Hair up, bra off, sweatpants on, cork out...then pour.
I admit it. I'm a Wine Mom. At least according to my husband the definition set forth by Hannah Williams in Buzzfeed's hilarious new "Signs That You're a Wine Mom" video.
"I'm Hannah, your friendly neighborhood Wine Mom," she begins. "And if you're anything like me, you believe a glass of wine at 8 p.m. makes you a better mom."
8 p.m.? Try 5 p.m.! And while I may already be two glasses in, don't think I didn't notice that Hannah's hair is somehow back down again when she plops onto the sofa to take her first gulp.
Anyway, according to our new favorite drinking partner, a Wine Mom isn't actually a person. In fact, you don't even have to be a mom to be one!

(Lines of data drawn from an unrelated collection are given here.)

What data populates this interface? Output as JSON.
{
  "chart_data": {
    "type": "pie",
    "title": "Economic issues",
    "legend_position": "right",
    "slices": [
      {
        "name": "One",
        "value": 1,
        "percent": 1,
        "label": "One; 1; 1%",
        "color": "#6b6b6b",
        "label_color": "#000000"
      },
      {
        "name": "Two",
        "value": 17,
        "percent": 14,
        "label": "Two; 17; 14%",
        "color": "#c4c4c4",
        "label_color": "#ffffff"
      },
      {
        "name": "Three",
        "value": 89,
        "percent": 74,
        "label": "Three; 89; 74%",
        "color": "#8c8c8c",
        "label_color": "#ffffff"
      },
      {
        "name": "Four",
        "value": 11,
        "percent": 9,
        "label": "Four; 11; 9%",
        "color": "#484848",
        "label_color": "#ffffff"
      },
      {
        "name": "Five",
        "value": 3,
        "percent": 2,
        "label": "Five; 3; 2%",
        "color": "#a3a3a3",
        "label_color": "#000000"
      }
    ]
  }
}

"It is a lifestyle choice," Hannah explains, gesticulating with a healthy pour of Riesling in hand. "It's a person who prefers sweats over pants. It's a person who prefers laying on the couch versus basically doing anything else. Last of all, it's a person whose 'me' time is defined by a nice glass of wine."
Yes to all of that. (Even though she said a Wine Mom wasn't a person, but then said the word "person" three times in the definition #lightweight.)
Think you may be a Wine Mom, too? You very well could be if you dress for comfort above all else and aren't opposed to drinking wine in the bath. Or in the shower. Or on the toilet.
You get the idea.
"It's not about getting drunk," Hannah slurs. "It's about a glass and a half of fun, and 'me' time, and hard-earned wine. So drink up."
You don't have to tell me twice. Cheers!